National Columnists’ Day

On April 18, 1945, a Japanese sniper took out Ernie Pyle during a Pacific Island skirmish. Pyle was a beloved newspaperman, whose columns were anticipated by millions of readers of hundreds of newspapers. You couldn’t say that about a lot of journalists then, much less now.

Most war reporting was conducted at the officer level, at the Defense Department in Washington or when correspondents went to the front, with generals and admirals. Pyle marched and sailed and flew, mainly with soldiers but also sailors, marines and airmen. He wrote up their individual stories, always with names and home towns.

We of the National Society of Newspaper Columnists have called April 18 National Columnists’ Day since 1995 in Pyle’s honor and memory. The purpose is use the moment “to reflect on the way newspaper columnists connect, educate, comfort, encourage, celebrate, outrage and occasionally even amuse readers. …”

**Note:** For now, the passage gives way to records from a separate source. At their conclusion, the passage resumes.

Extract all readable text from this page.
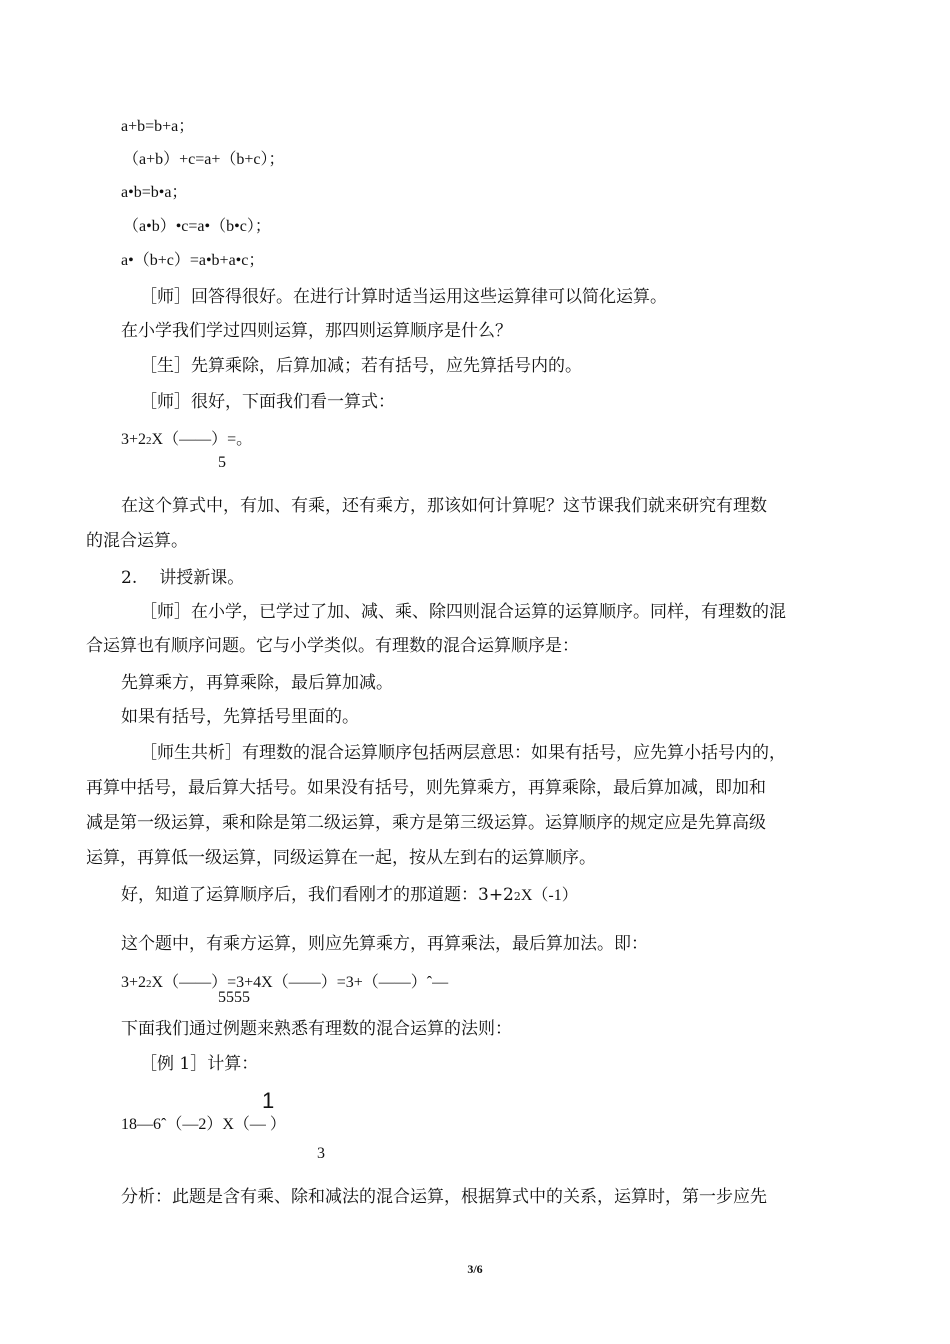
a+b=b+a；
（a+b）+c=a+（b+c）；
a•b=b•a；
（a•b）•c=a•（b•c）；
a•（b+c）=a•b+a•c；
［师］回答得很好。在进行计算时适当运用这些运算律可以简化运算。
在小学我们学过四则运算，那四则运算顺序是什么？
［生］先算乘除，后算加减；若有括号，应先算括号内的。
［师］很好，下面我们看一算式：
3+22X（——）=。
5
在这个算式中，有加、有乘，还有乘方，那该如何计算呢？这节课我们就来研究有理数
的混合运算。
2. 讲授新课。
［师］在小学，已学过了加、减、乘、除四则混合运算的运算顺序。同样，有理数的混
合运算也有顺序问题。它与小学类似。有理数的混合运算顺序是：
先算乘方，再算乘除，最后算加减。
如果有括号，先算括号里面的。
［师生共析］有理数的混合运算顺序包括两层意思：如果有括号，应先算小括号内的，
再算中括号，最后算大括号。如果没有括号，则先算乘方，再算乘除，最后算加减，即加和
减是第一级运算，乘和除是第二级运算，乘方是第三级运算。运算顺序的规定应是先算高级
运算，再算低一级运算，同级运算在一起，按从左到右的运算顺序。
好，知道了运算顺序后，我们看刚才的那道题：3+22X（-1）
这个题中，有乘方运算，则应先算乘方，再算乘法，最后算加法。即：
3+22X（——）=3+4X（——）=3+（——）ˆ—
5555
下面我们通过例题来熟悉有理数的混合运算的法则：
［例 1］计算：
1
18—6ˆ（—2）X（— ）
3
分析：此题是含有乘、除和减法的混合运算，根据算式中的关系，运算时，第一步应先
3/6
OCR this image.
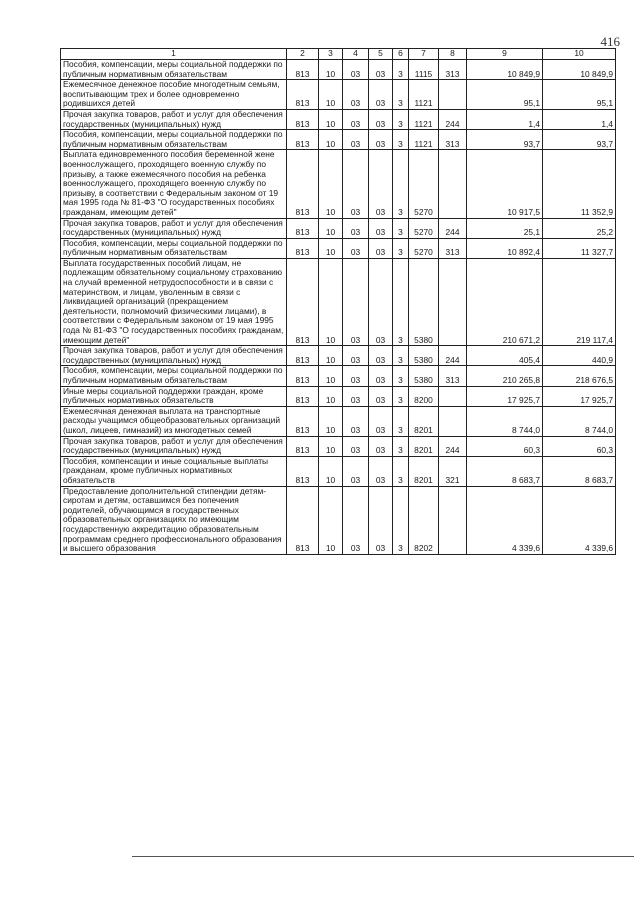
416
1	2	3	4	5	6	7	8	9	10
Пособия, компенсации, меры социальной поддержки по публичным нормативным обязательствам	813	10	03	03	3	1115	313	10 849,9	10 849,9
Ежемесячное денежное пособие многодетным семьям, воспитывающим трех и более одновременно родившихся детей	813	10	03	03	3	1121		95,1	95,1
Прочая закупка товаров, работ и услуг для обеспечения государственных (муниципальных) нужд	813	10	03	03	3	1121	244	1,4	1,4
Пособия, компенсации, меры социальной поддержки по публичным нормативным обязательствам	813	10	03	03	3	1121	313	93,7	93,7
Выплата единовременного пособия беременной жене военнослужащего, проходящего военную службу по призыву, а также ежемесячного пособия на ребенка военнослужащего, проходящего военную службу по призыву, в соответствии с Федеральным законом от 19 мая 1995 года № 81-ФЗ "О государственных пособиях гражданам, имеющим детей"	813	10	03	03	3	5270		10 917,5	11 352,9
Прочая закупка товаров, работ и услуг для обеспечения государственных (муниципальных) нужд	813	10	03	03	3	5270	244	25,1	25,2
Пособия, компенсации, меры социальной поддержки по публичным нормативным обязательствам	813	10	03	03	3	5270	313	10 892,4	11 327,7
Выплата государственных пособий лицам, не подлежащим обязательному социальному страхованию на случай временной нетрудоспособности и в связи с материнством, и лицам, уволенным в связи с ликвидацией организаций (прекращением деятельности, полномочий физическими лицами), в соответствии с Федеральным законом от 19 мая 1995 года № 81-ФЗ "О государственных пособиях гражданам, имеющим детей"	813	10	03	03	3	5380		210 671,2	219 117,4
Прочая закупка товаров, работ и услуг для обеспечения государственных (муниципальных) нужд	813	10	03	03	3	5380	244	405,4	440,9
Пособия, компенсации, меры социальной поддержки по публичным нормативным обязательствам	813	10	03	03	3	5380	313	210 265,8	218 676,5
Иные меры социальной поддержки граждан, кроме публичных нормативных обязательств	813	10	03	03	3	8200		17 925,7	17 925,7
Ежемесячная денежная выплата на транспортные расходы учащимся общеобразовательных организаций (школ, лицеев, гимназий) из многодетных семей	813	10	03	03	3	8201		8 744,0	8 744,0
Прочая закупка товаров, работ и услуг для обеспечения государственных (муниципальных) нужд	813	10	03	03	3	8201	244	60,3	60,3
Пособия, компенсации и иные социальные выплаты гражданам, кроме публичных нормативных обязательств	813	10	03	03	3	8201	321	8 683,7	8 683,7
Предоставление дополнительной стипендии детям-сиротам и детям, оставшимся без попечения родителей, обучающимся в государственных образовательных организациях по имеющим государственную аккредитацию образовательным программам среднего профессионального образования и высшего образования	813	10	03	03	3	8202		4 339,6	4 339,6
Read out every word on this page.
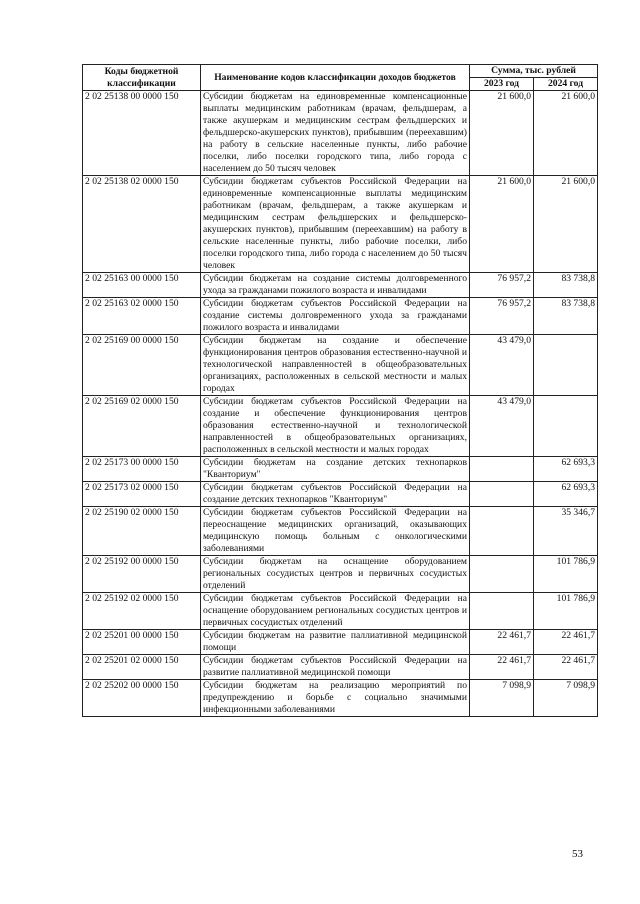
Коды бюджетной классификации	Наименование кодов классификации доходов бюджетов	Сумма, тыс. рублей	
		2023 год	2024 год
2 02 25138 00 0000 150	Субсидии бюджетам на единовременные компенсационные выплаты медицинским работникам (врачам, фельдшерам, а также акушеркам и медицинским сестрам фельдшерских и фельдшерско-акушерских пунктов), прибывшим (переехавшим) на работу в сельские населенные пункты, либо рабочие поселки, либо поселки городского типа, либо города с населением до 50 тысяч человек	21 600,0	21 600,0
2 02 25138 02 0000 150	Субсидии бюджетам субъектов Российской Федерации на единовременные компенсационные выплаты медицинским работникам (врачам, фельдшерам, а также акушеркам и медицинским сестрам фельдшерских и фельдшерско-акушерских пунктов), прибывшим (переехавшим) на работу в сельские населенные пункты, либо рабочие поселки, либо поселки городского типа, либо города с населением до 50 тысяч человек	21 600,0	21 600,0
2 02 25163 00 0000 150	Субсидии бюджетам на создание системы долговременного ухода за гражданами пожилого возраста и инвалидами	76 957,2	83 738,8
2 02 25163 02 0000 150	Субсидии бюджетам субъектов Российской Федерации на создание системы долговременного ухода за гражданами пожилого возраста и инвалидами	76 957,2	83 738,8
2 02 25169 00 0000 150	Субсидии бюджетам на создание и обеспечение функционирования центров образования естественно-научной и технологической направленностей в общеобразовательных организациях, расположенных в сельской местности и малых городах	43 479,0	
2 02 25169 02 0000 150	Субсидии бюджетам субъектов Российской Федерации на создание и обеспечение функционирования центров образования естественно-научной и технологической направленностей в общеобразовательных организациях, расположенных в сельской местности и малых городах	43 479,0	
2 02 25173 00 0000 150	Субсидии бюджетам на создание детских технопарков "Кванториум"		62 693,3
2 02 25173 02 0000 150	Субсидии бюджетам субъектов Российской Федерации на создание детских технопарков "Кванториум"		62 693,3
2 02 25190 02 0000 150	Субсидии бюджетам субъектов Российской Федерации на переоснащение медицинских организаций, оказывающих медицинскую помощь больным с онкологическими заболеваниями		35 346,7
2 02 25192 00 0000 150	Субсидии бюджетам на оснащение оборудованием региональных сосудистых центров и первичных сосудистых отделений		101 786,9
2 02 25192 02 0000 150	Субсидии бюджетам субъектов Российской Федерации на оснащение оборудованием региональных сосудистых центров и первичных сосудистых отделений		101 786,9
2 02 25201 00 0000 150	Субсидии бюджетам на развитие паллиативной медицинской помощи	22 461,7	22 461,7
2 02 25201 02 0000 150	Субсидии бюджетам субъектов Российской Федерации на развитие паллиативной медицинской помощи	22 461,7	22 461,7
2 02 25202 00 0000 150	Субсидии бюджетам на реализацию мероприятий по предупреждению и борьбе с социально значимыми инфекционными заболеваниями	7 098,9	7 098,9
53
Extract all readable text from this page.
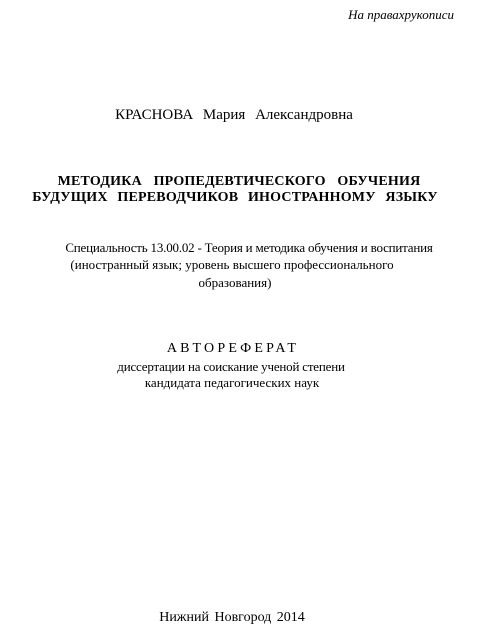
На правахрукописи
КРАСНОВА Мария Александровна
МЕТОДИКА ПРОПЕДЕВТИЧЕСКОГО ОБУЧЕНИЯ
БУДУЩИХ ПЕРЕВОДЧИКОВ ИНОСТРАННОМУ ЯЗЫКУ
Специальность 13.00.02 - Теория и методика обучения и воспитания
(иностранный язык; уровень высшего профессионального
образования)
АВТОРЕФЕРАТ
диссертации на соискание ученой степени
кандидата педагогических наук
Нижний Новгород 2014
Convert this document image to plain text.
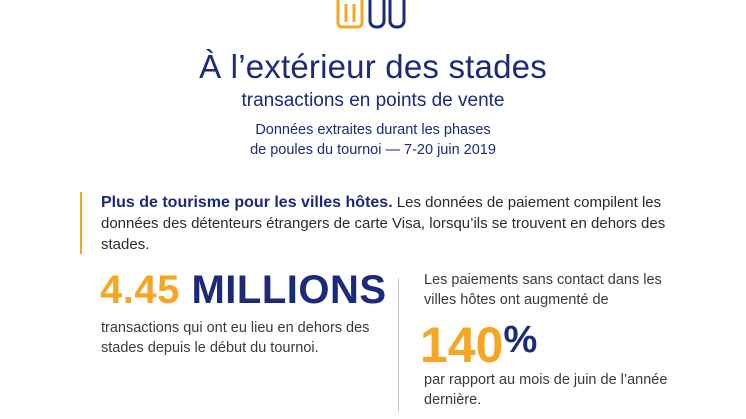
À l’extérieur des stades
transactions en points de vente
Données extraites durant les phases
de poules du tournoi — 7-20 juin 2019
Plus de tourisme pour les villes hôtes. Les données de paiement compilent les données des détenteurs étrangers de carte Visa, lorsqu’ils se trouvent en dehors des stades.
4.45 MILLIONS
transactions qui ont eu lieu en dehors des stades depuis le début du tournoi.
Les paiements sans contact dans les villes hôtes ont augmenté de
140%
par rapport au mois de juin de l’année dernière.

Pyle had his way, and there are many others. Yet in the 1930s he wrote a different column in a different style. It’s worth noting that before World War II, that column showed Pyle roaming through America, in a way similar to the late CBS newsman Charles Kuralt’s “On the Road.” The variety further proves the point.

In the first months of 2007, we have lost Art Buchwald and Molly Ivins. In the last week, Kurt Vonnegut died. Late in life the story writer penned a column for the magazine In These Times.

The next generation of columnists and the set now emerging from schools face a different set of media responsibilities for an electronically connected world.